In his early twenties, Mourya comes from the area, which has an unhealthy reputation. His village in the interior is Naxal-infested and is cut off from the mainstream of society. Despite all hindrances, he has developed impressive communication skills.

Belonging to the pocket where people walk barefoot, Mourya has been effectively doing business in the tourist hub. Communicating succinctly with visitors, he instantly displays the album that exhibits his clicking styles. Most are convinced and do a snap. 

“The daily earning is somewhere between Rs 250 and 300,” Mourya said. During the peak tourist season, which is winter, it goes up four- to five-fold. But the business is now sinking, he said. The smartphones are making a big difference. 

Mourya remains unflustered. Not even when a major steel project that could have helped boost his business and generate direct and indirect jobs for youths like him slipped away from the vicinity. 


Just 9 km from Chitrakote, Lohandiguda is a sleepy village where Tata Steel was getting up a mega project that could have changed the socio-economic conditions of the Bastar region. The company inked a memorandum of understanding with the Chhattisgarh government in 2005 to set up a Rs 195-billion greenfield integrated plant.

The project involved acquiring 2,043 hectares in 10 villages for the plant, which proposed to create 5.5 million tonnes of steel per annum. Land acquisition started in 2008-09. Of the total area, 1,764.610 hectares was private and owned by 1,707 farmers.

Forest produce, not industry, remains the major contributor to the economy of Bastar

Since the company could not acquire the land directly from farmers, the local administration was doing the job. Instead, Tata Steel deposited Rs 690 million on account of compensation to the land losers. After acquiring the land, the state government would have allotted it to the company.

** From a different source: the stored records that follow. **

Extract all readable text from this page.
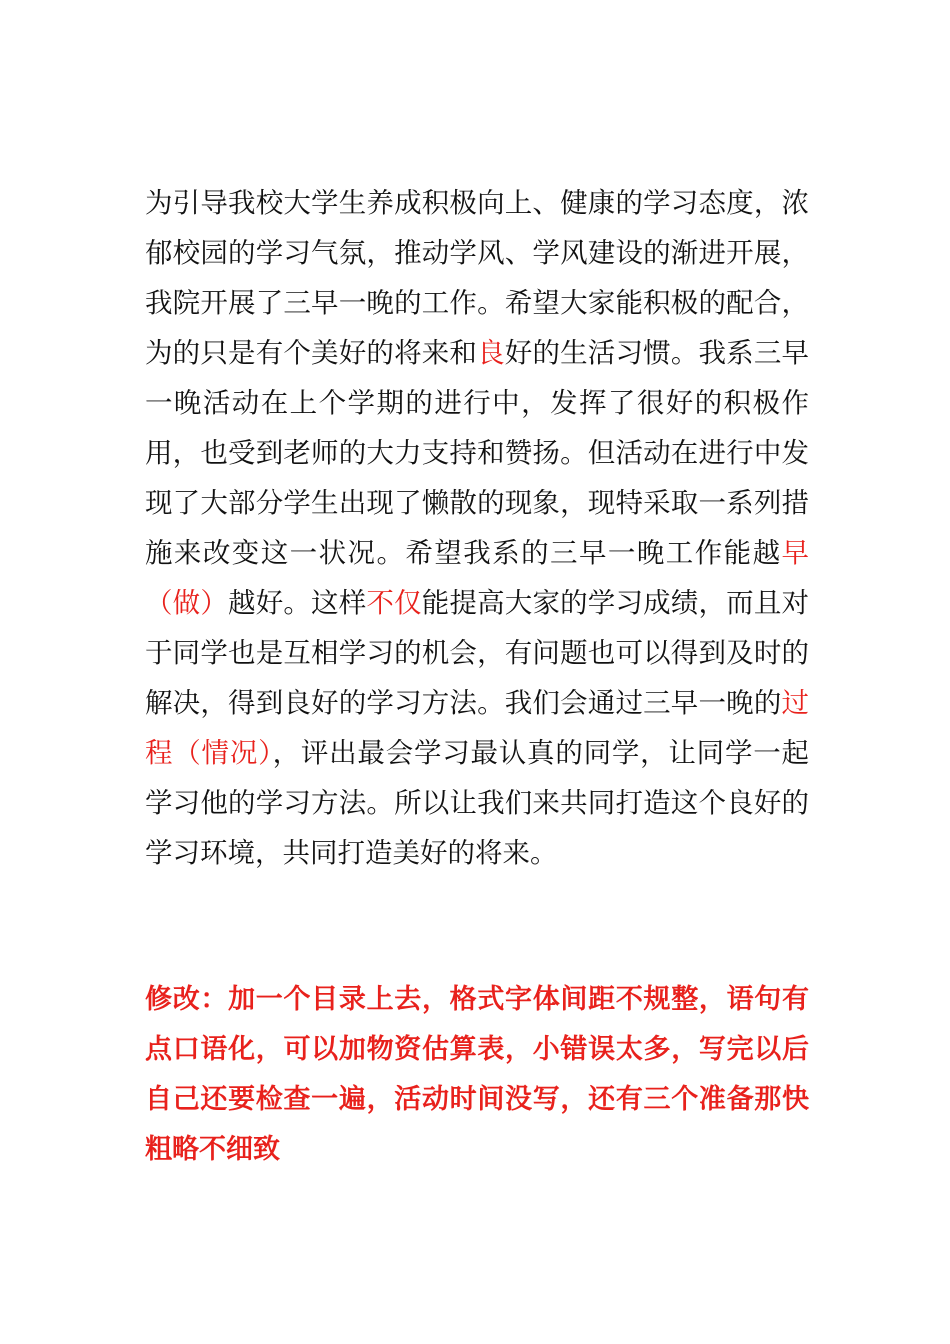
为引导我校大学生养成积极向上、健康的学习态度，浓郁校园的学习气氛，推动学风、学风建设的渐进开展，我院开展了三早一晚的工作。希望大家能积极的配合，为的只是有个美好的将来和良好的生活习惯。我系三早一晚活动在上个学期的进行中，发挥了很好的积极作用，也受到老师的大力支持和赞扬。但活动在进行中发现了大部分学生出现了懒散的现象，现特采取一系列措施来改变这一状况。希望我系的三早一晚工作能越早（做）越好。这样不仅能提高大家的学习成绩，而且对于同学也是互相学习的机会，有问题也可以得到及时的解决，得到良好的学习方法。我们会通过三早一晚的过程（情况），评出最会学习最认真的同学，让同学一起学习他的学习方法。所以让我们来共同打造这个良好的学习环境，共同打造美好的将来。

修改：加一个目录上去，格式字体间距不规整，语句有点口语化，可以加物资估算表，小错误太多，写完以后自己还要检查一遍，活动时间没写，还有三个准备那快粗略不细致
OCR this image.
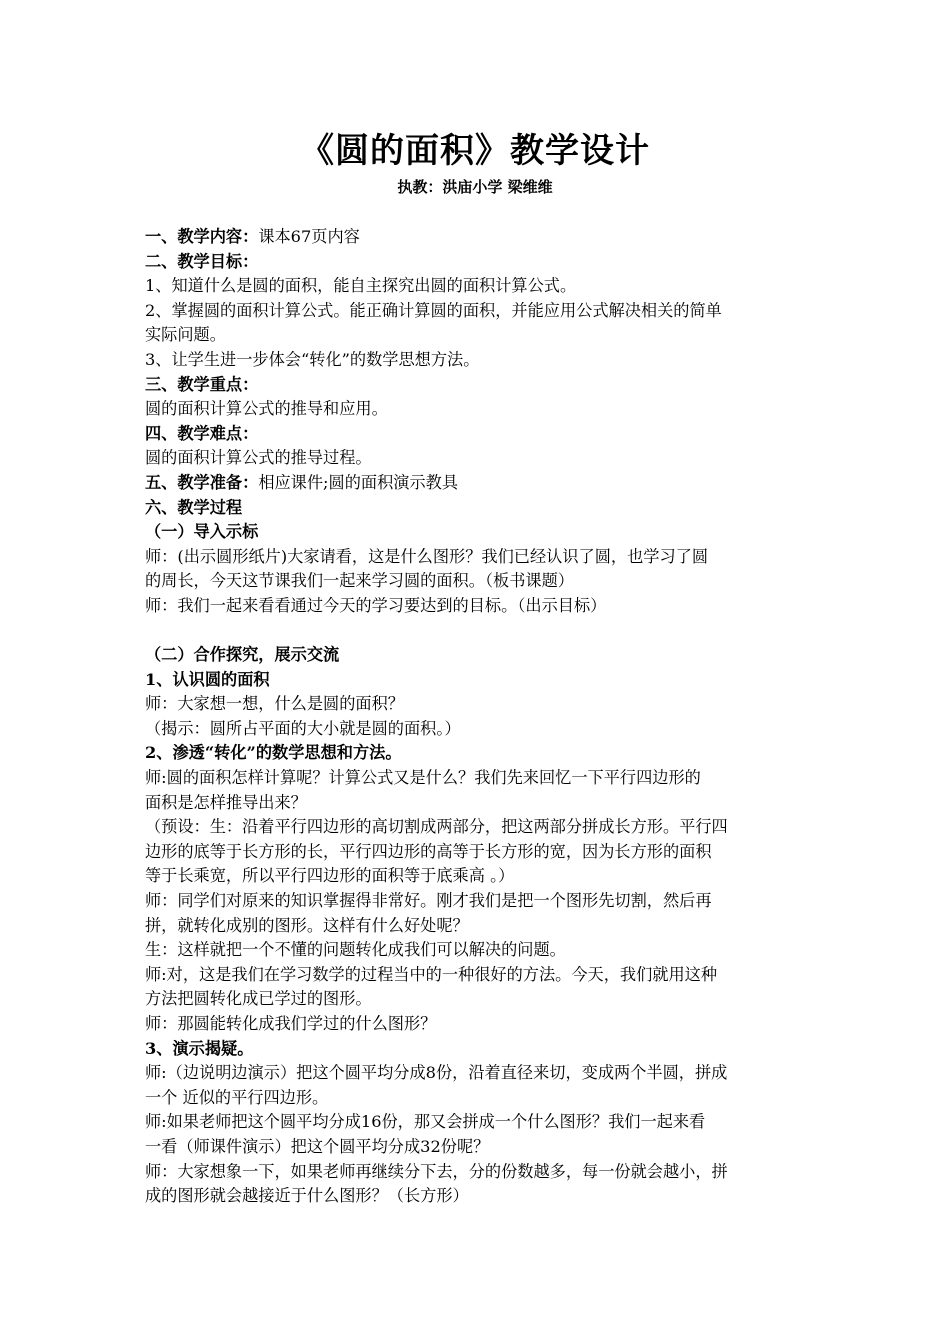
《圆的面积》教学设计
执教：洪庙小学 梁维维
一、教学内容：课本67页内容
二、教学目标：
1、知道什么是圆的面积，能自主探究出圆的面积计算公式。
2、掌握圆的面积计算公式。能正确计算圆的面积，并能应用公式解决相关的简单
实际问题。
3、让学生进一步体会“转化”的数学思想方法。
三、教学重点：
圆的面积计算公式的推导和应用。
四、教学难点：
圆的面积计算公式的推导过程。
五、教学准备：相应课件;圆的面积演示教具
六、教学过程
（一）导入示标
师：(出示圆形纸片)大家请看，这是什么图形？我们已经认识了圆，也学习了圆
的周长，今天这节课我们一起来学习圆的面积。（板书课题）
师：我们一起来看看通过今天的学习要达到的目标。（出示目标）
（二）合作探究，展示交流
1、认识圆的面积
师：大家想一想，什么是圆的面积？
（揭示：圆所占平面的大小就是圆的面积。）
2、渗透“转化”的数学思想和方法。
师:圆的面积怎样计算呢？计算公式又是什么？我们先来回忆一下平行四边形的
面积是怎样推导出来？
（预设：生：沿着平行四边形的高切割成两部分，把这两部分拼成长方形。平行四
边形的底等于长方形的长，平行四边形的高等于长方形的宽，因为长方形的面积
等于长乘宽，所以平行四边形的面积等于底乘高 。）
师：同学们对原来的知识掌握得非常好。刚才我们是把一个图形先切割，然后再
拼，就转化成别的图形。这样有什么好处呢？
生：这样就把一个不懂的问题转化成我们可以解决的问题。
师:对，这是我们在学习数学的过程当中的一种很好的方法。今天，我们就用这种
方法把圆转化成已学过的图形。
师：那圆能转化成我们学过的什么图形？
3、演示揭疑。
师:（边说明边演示）把这个圆平均分成8份，沿着直径来切，变成两个半圆，拼成
一个 近似的平行四边形。
师:如果老师把这个圆平均分成16份，那又会拼成一个什么图形？我们一起来看
一看（师课件演示）把这个圆平均分成32份呢？
师：大家想象一下，如果老师再继续分下去，分的份数越多，每一份就会越小，拼
成的图形就会越接近于什么图形？（长方形）
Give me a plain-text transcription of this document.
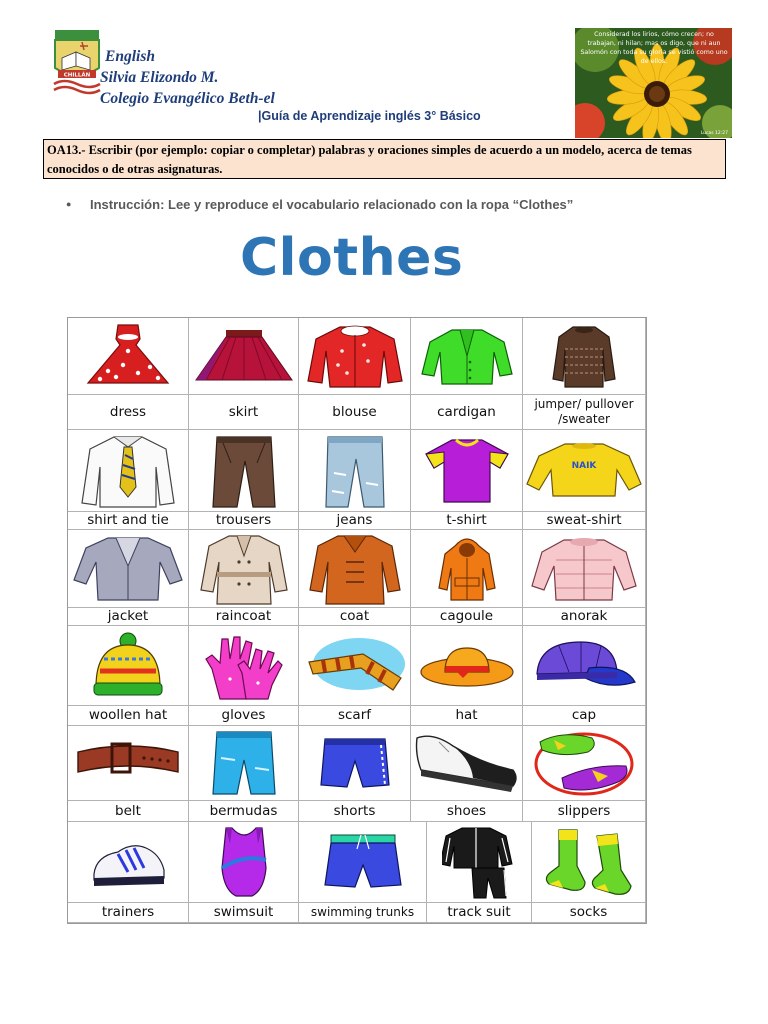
CHILLÁN
English
Silvia Elizondo M.
Colegio Evangélico Beth-el
|Guía de Aprendizaje inglés 3° Básico
Considerad los lirios, cómo crecen; no trabajan, ni hilan; mas os digo, que ni aun Salomón con toda su gloria se vistió como uno de ellos.
Lucas 12:27
OA13.- Escribir (por ejemplo: copiar o completar) palabras y oraciones simples de acuerdo a un modelo, acerca de temas conocidos o de otras asignaturas.
● Instrucción: Lee y reproduce el vocabulario relacionado con la ropa “Clothes”
Clothes
dress	skirt	blouse	cardigan	jumper/ pullover /sweater
NAIK
shirt and tie	trousers	jeans	t-shirt	sweat-shirt
jacket	raincoat	coat	cagoule	anorak
woollen hat	gloves	scarf	hat	cap
belt	bermudas	shorts	shoes	slippers
trainers	swimsuit	swimming trunks	track suit	socks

In all, 1,165 farmers took the compensation and Rs 420 million was disbursed. The acquisition is still on paper though the villagers have got big sums. Neither has the land been demarcated nor possession taken.

In the meantime, the iron-ore mine allotted to Tata Steel in the Bailadilla Hills of Dantewada district hit the buffers. The company failed to complete prospecting in time and the lease was cancelled.  The mine has 108 million tonnes of high-grade steel-making raw material, which Tata Steel had planned to feed its Bastar plant. But the threat from the Naxalites prevented the company from entering the area. In July 2016, the company officially announced dropping the project.

Tata Steel has gone from Bastar. What is left is the debate. While the opposition rakes up the issue and makes it a major poll plank, the ruling BJP plays it down. And so is Mourya.

“Agar company (Tata Steel) aati to thik rahata; nahi aayi to bhi farq nahi padta (It would have been good had the company come, but if it hadn’t it does not matter),” Mourya, whose parents earn by collecting forest produce, says. Many in the area prefer the same neutral stand, which has baffled the Congress.

The party is pulling all the stops to make it a major election issue as the region goes to the polls in the first phase of elections on November 12. Besides Bastar’s 12 constituencies, polling will be held in six assembly segments of Rajnandgaon district in the first round.

The outcome in Bastar will be crucial for both the parties as the BJP has lost its grip on tribal votes. The ruling party could get only four seats in 2013 while it had bagged 11 in 2008. While the Congress will try to continue retaining its hold, the BJP is desperate to improve its position. However, the abandoned Tata Steel plan is helping no one. “When the project was announced, people of Bastar were elated because it was a major milestone in the development of the region,” said political analyst Rajendra Vajpayee.


The departure has come as a setback, but it is not a major political issue, he said, adding that even if it had got off the ground, its benefits would be confined only to Chitrakote and not Bastar in general.

Pawan Dubey, also an analyst, agrees. “Interestingly, Tata Steel has never been a poll plank in Bastar,” he said. There is another reason why it is not clicking among the people. The farmers have received the compensation but the land is still in their control. A section of the affected people are still farming and earning, Dubey added. 

The Congress is not giving up easily. “The tribals have been cheated and their land has been taken away,” Deepak Baij, Congress legislator seeking re-election from the Chitrakote constituency, said. They want the land to be returned to the original owners as the project has failed to take shape, he added. Baij is mobilising villagers on the issue.

The BJP is keeping the ball rolling. “The land will be used to bring any other big plant and when it comes, the area will see a new phase of development,” BJP candidate Lacchuram Kashyap said.

After all, it is the development agenda on which the BJP is banking to overcome anti-incumbency.